La matière arbitrale a, quant à elle, été moins touchée par les mesures d’urgence : la plupart des cours arbitrales privilégient la transmission et l’échange des écrits par voie électronique et utilisent déjà la visioconférence, parfois même pour la cross examination. Le secrétariat de la chambre de commerce internationale (CCI) a tout de même rendu une note d’information le 9 avril dernier relative aux mesures visant à réduire les effets de la pandémie.

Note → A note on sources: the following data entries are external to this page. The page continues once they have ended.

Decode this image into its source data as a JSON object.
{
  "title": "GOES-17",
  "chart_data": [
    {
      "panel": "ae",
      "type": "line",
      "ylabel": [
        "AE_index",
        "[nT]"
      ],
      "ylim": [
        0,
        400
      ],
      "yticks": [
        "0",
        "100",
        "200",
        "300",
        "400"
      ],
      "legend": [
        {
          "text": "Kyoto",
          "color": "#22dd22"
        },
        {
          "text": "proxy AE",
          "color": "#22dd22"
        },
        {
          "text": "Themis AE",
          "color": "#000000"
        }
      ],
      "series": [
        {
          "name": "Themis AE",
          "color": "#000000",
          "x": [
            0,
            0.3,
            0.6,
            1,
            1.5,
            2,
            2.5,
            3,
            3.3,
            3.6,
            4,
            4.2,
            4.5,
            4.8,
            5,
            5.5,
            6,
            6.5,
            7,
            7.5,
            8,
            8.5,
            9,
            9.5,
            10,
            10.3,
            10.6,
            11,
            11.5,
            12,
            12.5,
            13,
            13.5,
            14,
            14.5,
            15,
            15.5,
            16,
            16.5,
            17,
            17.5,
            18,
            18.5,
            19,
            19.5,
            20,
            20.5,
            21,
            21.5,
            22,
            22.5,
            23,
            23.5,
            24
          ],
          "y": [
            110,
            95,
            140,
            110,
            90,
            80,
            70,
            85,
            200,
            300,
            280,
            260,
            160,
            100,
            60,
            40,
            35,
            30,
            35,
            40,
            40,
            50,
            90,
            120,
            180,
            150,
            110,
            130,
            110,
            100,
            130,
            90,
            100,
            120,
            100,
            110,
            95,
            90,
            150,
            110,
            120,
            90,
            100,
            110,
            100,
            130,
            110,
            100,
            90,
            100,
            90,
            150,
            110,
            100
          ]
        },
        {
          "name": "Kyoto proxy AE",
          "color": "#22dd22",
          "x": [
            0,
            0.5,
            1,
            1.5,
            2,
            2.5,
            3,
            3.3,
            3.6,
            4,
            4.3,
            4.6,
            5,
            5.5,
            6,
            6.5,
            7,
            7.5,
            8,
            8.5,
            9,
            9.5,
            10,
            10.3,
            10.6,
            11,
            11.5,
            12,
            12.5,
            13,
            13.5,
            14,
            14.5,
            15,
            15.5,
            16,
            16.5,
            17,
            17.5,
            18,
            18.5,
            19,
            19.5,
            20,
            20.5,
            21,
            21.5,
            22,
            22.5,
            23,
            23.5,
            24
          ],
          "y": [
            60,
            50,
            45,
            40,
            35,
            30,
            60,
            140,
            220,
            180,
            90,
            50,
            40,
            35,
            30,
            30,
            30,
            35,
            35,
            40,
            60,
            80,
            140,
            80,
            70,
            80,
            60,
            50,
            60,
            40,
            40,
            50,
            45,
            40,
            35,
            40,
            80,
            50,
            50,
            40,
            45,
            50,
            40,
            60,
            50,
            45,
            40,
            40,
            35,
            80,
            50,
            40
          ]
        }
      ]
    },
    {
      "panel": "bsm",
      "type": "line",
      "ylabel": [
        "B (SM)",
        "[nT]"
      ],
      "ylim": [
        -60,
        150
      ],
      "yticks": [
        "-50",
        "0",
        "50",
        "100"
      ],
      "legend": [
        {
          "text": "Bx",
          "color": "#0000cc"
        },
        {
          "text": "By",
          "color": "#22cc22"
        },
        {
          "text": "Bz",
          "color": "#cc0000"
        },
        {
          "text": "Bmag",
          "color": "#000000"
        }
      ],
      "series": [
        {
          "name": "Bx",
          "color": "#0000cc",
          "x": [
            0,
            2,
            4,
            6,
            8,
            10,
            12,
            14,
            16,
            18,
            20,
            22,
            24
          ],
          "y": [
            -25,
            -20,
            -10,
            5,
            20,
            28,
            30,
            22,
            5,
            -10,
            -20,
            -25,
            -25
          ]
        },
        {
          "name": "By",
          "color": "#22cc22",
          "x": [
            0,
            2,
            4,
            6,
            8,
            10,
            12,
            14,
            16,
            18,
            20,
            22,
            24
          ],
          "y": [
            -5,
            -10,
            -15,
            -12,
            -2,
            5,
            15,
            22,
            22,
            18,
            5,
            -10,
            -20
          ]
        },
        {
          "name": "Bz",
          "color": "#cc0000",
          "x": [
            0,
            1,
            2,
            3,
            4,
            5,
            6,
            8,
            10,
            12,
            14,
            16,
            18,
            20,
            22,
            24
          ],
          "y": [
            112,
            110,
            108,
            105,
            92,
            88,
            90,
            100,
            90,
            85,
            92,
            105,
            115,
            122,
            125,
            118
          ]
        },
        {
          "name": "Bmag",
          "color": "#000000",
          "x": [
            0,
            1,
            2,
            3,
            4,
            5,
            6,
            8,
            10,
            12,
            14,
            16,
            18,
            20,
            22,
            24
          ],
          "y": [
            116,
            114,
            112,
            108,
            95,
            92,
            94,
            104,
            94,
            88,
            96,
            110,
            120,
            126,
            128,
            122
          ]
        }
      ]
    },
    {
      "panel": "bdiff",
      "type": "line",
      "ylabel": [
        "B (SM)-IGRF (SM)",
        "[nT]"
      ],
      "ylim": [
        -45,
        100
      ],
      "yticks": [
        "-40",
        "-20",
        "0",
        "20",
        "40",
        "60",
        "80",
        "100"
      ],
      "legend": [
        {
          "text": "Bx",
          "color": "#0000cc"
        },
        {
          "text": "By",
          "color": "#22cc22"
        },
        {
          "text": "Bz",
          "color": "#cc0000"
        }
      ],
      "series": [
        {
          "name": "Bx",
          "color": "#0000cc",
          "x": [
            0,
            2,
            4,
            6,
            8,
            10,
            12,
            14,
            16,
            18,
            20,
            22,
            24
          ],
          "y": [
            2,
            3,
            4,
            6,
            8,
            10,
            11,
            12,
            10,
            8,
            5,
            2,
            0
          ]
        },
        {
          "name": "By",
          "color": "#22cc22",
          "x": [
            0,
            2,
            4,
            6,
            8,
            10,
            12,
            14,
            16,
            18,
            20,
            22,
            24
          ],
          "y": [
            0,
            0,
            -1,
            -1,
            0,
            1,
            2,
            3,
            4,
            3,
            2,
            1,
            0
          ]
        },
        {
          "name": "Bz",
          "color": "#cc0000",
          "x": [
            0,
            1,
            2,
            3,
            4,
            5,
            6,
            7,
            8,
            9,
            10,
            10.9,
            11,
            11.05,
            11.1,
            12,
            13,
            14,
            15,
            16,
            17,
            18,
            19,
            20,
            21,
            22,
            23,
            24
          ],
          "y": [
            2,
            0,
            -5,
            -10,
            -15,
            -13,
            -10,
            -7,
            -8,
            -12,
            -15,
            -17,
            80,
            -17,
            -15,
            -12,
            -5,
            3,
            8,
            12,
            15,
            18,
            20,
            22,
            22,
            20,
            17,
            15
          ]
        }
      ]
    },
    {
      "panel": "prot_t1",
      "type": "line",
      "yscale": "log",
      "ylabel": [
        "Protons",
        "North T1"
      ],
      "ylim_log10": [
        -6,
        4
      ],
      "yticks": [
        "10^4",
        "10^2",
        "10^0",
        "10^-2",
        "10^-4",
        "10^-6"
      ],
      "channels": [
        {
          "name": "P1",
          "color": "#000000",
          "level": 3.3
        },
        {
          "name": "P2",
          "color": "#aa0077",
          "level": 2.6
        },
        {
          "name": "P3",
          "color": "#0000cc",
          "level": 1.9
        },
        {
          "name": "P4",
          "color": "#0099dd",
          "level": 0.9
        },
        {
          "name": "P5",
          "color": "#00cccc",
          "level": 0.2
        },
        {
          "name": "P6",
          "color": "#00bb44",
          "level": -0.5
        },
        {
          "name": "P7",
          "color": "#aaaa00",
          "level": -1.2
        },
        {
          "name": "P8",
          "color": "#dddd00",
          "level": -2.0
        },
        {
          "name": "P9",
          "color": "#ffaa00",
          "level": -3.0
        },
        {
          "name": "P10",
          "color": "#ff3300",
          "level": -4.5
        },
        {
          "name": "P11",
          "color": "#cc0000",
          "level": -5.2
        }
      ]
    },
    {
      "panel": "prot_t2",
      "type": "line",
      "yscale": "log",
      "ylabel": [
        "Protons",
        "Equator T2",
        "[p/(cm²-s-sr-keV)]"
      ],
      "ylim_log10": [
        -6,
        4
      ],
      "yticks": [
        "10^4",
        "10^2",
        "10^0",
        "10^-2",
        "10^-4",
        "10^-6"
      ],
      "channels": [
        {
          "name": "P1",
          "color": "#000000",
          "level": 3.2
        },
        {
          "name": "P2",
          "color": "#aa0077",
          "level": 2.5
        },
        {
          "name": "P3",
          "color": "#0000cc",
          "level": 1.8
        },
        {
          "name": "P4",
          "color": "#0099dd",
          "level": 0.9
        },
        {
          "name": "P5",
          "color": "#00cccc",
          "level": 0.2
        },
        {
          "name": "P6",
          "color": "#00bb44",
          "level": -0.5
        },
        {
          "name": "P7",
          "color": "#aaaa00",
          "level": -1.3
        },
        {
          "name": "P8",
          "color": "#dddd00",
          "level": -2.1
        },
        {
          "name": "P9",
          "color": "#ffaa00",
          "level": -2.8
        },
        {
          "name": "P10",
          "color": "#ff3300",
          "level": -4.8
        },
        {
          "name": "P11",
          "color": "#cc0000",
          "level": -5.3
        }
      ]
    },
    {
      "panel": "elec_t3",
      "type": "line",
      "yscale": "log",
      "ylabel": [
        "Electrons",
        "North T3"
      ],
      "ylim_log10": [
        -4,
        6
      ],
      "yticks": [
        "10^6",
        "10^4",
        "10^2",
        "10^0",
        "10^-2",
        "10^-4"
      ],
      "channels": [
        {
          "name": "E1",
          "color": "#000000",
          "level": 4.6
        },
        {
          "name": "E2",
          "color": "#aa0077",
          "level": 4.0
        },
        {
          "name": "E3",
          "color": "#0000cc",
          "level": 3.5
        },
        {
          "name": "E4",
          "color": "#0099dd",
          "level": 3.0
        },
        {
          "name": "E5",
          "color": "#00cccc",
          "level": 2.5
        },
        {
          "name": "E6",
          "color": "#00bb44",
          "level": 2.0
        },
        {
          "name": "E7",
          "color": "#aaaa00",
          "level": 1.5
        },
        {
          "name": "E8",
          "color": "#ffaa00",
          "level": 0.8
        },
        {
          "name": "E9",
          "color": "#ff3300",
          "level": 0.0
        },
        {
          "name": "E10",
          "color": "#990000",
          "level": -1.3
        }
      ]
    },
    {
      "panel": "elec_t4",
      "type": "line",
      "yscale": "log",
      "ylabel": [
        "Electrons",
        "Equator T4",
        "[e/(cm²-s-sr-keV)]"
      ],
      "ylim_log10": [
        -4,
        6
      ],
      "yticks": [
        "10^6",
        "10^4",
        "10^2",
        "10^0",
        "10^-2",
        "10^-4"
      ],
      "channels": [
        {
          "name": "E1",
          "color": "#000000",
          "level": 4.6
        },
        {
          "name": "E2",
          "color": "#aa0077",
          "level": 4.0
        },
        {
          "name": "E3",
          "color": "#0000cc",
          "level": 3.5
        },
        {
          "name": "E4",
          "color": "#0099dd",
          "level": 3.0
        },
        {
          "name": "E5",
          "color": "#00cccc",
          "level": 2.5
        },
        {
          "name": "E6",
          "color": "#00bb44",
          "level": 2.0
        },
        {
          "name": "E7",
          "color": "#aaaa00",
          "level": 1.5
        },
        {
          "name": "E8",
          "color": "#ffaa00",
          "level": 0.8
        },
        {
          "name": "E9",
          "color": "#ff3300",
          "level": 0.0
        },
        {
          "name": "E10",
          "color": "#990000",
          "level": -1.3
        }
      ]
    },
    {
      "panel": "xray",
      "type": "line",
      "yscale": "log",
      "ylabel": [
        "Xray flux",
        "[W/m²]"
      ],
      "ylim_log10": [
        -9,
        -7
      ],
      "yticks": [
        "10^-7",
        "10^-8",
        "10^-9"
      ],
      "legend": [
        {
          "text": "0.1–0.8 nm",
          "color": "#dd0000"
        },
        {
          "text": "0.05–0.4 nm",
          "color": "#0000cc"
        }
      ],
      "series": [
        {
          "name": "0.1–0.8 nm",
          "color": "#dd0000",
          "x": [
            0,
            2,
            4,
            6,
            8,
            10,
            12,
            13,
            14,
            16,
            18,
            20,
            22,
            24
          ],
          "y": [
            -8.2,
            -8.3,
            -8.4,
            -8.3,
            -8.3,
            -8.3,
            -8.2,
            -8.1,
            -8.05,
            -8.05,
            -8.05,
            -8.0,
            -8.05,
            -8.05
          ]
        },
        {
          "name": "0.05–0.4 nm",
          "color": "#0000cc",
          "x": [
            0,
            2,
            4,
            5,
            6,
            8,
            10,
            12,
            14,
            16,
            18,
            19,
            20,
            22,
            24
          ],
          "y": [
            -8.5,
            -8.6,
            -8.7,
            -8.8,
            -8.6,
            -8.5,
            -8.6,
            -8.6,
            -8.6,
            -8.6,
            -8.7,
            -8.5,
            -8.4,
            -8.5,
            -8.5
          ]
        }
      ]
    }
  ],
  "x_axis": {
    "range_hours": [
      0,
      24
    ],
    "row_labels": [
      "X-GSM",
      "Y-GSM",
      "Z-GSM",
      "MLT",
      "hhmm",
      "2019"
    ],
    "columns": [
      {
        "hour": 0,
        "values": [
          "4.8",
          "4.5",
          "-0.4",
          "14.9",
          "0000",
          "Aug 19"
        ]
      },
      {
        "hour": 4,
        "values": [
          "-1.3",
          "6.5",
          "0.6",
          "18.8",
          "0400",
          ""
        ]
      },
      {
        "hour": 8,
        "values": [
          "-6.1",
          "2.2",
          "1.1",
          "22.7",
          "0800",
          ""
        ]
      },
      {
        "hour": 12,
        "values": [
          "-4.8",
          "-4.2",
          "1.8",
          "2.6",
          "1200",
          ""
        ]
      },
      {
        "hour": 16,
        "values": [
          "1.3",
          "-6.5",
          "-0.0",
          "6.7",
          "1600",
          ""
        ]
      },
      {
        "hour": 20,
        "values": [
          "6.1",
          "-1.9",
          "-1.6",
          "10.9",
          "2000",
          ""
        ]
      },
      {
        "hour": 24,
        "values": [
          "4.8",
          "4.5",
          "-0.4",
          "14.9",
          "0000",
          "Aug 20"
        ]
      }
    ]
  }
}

Il y préconise de dresser une liste de règles procédurales auxquelles les tribunaux arbitraux doivent recourir pour garantir une pleine efficacité des arbitrages. 

Recours aux modes alternatifs

Le ralentissement de la justice étatique permet un développement du règlement amiable des litiges par la voie numérique, comme l’indiquent la plupart des répondants à une enquête exclusive réalisée par Décideurs Juridiques. Ainsi, 46,9 % des personnes interrogées se concentrent sur le précontentieux et les modes alternatifs de règlement des conflits (Marc). Car, s’il est impossible d’assurer un processus de médiation – judiciaire ou conventionnelle – en présentiel, son accès peut être organisé en ligne. L’outil informatique permet de faciliter le recours au médiateur sollicité par une plateforme et par une gestion dématérialisée du processus dans le cadre d’un espace privé de discussion par visioconférence. Les échanges sont sécurisés et les données personnelles protégées. Par exemple, le barreau de Paris a créé une médiation conventionnelle par visioconférence sur son site internet avec des avocats négociateurs qui s’engagent à régler des litiges en urgence en matière familiale (gestion de l’autorité parentale notamment). Mais, si la négociation en ligne permet de régler certains différends de faibles montants, elle ne s’adapte pas aux litiges de grande ampleur. Sans compter que les médiateurs ne sont pas tous formés à l’usage des outils numériques. La période de confinement incitera peut-être à l’adaptabilité de ces professionnels dans l’avenir.